Chinese Horseshoe Bats — the SARS-CoV Reservoir?
Ten years after the SARS outbreak, EcoHealth Alliance scientists and an international group of collaborators have uncovered genome sequences of a new virus closely related to the SARS coronavirus that erupted in Asia in 2002 – 2003, which caused a global pandemic crisis.
For the first time ever, the group was able to isolate the live SARS-like virus from bats allowing scientists to conduct detailed studies to create control measures to thwart outbreaks and provide opportunities for vaccine development.
“Our discovery that bats may directly infect humans has enormous implications for public health control measures,” stated co-senior author Peter Daszak, PhD, President of EcoHealth Alliance.

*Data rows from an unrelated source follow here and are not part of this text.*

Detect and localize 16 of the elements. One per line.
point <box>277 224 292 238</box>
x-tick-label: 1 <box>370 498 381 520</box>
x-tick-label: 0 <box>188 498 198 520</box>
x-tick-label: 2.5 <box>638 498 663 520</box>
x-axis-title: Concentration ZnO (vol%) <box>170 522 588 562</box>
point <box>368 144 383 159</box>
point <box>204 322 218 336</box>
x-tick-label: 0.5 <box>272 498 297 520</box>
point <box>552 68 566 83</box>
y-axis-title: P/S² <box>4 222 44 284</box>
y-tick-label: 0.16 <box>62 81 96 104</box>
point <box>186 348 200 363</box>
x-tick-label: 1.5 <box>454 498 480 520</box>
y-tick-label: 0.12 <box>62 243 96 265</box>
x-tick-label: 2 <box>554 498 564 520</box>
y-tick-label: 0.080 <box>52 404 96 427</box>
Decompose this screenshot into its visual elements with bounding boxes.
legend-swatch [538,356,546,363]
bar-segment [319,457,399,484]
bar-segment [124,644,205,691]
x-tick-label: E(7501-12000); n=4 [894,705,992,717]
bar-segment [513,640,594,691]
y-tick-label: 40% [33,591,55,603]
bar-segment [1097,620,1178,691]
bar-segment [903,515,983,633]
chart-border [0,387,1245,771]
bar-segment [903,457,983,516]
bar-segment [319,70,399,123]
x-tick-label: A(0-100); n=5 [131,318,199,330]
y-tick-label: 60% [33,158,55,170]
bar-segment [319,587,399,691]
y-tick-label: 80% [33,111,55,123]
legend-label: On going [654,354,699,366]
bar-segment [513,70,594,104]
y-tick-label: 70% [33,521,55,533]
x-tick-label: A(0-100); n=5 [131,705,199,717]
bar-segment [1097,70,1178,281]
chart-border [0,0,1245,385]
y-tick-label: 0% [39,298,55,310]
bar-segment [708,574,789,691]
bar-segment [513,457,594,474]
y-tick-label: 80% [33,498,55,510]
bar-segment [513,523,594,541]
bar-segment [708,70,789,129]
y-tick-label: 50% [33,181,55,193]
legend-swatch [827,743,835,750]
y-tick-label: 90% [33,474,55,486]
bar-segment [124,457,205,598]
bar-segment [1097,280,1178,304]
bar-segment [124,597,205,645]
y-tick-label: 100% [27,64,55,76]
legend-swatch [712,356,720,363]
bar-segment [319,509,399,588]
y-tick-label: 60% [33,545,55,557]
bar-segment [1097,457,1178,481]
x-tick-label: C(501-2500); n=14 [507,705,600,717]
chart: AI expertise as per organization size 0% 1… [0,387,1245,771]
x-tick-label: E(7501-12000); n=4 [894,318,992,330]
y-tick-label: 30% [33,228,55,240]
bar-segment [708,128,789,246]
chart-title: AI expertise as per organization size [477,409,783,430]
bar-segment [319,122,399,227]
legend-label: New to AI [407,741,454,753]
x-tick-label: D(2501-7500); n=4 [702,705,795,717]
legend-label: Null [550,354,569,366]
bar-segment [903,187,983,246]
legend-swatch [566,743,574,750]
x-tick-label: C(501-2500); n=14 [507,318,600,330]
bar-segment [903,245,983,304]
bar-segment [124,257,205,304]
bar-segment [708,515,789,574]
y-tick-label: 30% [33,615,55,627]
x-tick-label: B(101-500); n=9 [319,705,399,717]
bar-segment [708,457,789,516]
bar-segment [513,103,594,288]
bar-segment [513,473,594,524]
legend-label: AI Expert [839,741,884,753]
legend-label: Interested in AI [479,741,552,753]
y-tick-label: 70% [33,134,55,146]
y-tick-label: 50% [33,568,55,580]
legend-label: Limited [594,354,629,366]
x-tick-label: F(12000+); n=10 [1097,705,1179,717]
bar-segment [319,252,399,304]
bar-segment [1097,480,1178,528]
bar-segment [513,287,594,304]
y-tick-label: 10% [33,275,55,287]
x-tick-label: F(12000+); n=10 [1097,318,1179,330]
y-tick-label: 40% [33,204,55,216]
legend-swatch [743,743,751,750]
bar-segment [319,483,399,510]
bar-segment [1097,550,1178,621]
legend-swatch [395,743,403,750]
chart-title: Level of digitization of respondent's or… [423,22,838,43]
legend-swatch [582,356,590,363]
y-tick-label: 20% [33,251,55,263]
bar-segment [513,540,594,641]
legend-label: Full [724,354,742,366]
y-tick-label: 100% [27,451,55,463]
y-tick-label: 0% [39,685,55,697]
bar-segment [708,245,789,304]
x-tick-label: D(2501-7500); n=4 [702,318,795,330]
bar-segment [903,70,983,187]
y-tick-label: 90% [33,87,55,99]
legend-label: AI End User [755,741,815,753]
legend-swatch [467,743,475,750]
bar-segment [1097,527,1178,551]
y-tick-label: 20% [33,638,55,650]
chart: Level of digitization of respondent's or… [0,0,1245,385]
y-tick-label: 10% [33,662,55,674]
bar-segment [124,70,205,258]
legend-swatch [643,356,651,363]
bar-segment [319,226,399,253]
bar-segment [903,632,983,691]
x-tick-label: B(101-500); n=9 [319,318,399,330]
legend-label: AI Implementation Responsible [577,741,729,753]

“Since 2003 there has been disagreement about the origin of the virus that directly evolved into human SARS-CoV, the causative agent of the first emerging pandemic threat of the 21st century. Even though our team reported that bats are natural reservoirs of SARS-like coronaviruses in 2005, we have been searching for this missing link for 10 years, and finally we’ve found it,” said Dr. Zhengli Shi, Director of Emerging Infectious Diseases at the Wuhan Institute of Virology, Chinese Academy of Sciences and co-senior author on the paper.
“There are lessons here for the recent outbreak of Middle East Respiratory Syndrome coronavirus that likely originated in Saudi Arabian bats. We need to protect bat habitats from severe human-induced changes to the environment as well as create public health measures to reduce the risk of transmission,” continued Daszak. It is not uncommon for bats to be used as a food source for many people in China and other parts of Asia so the risk is substantial.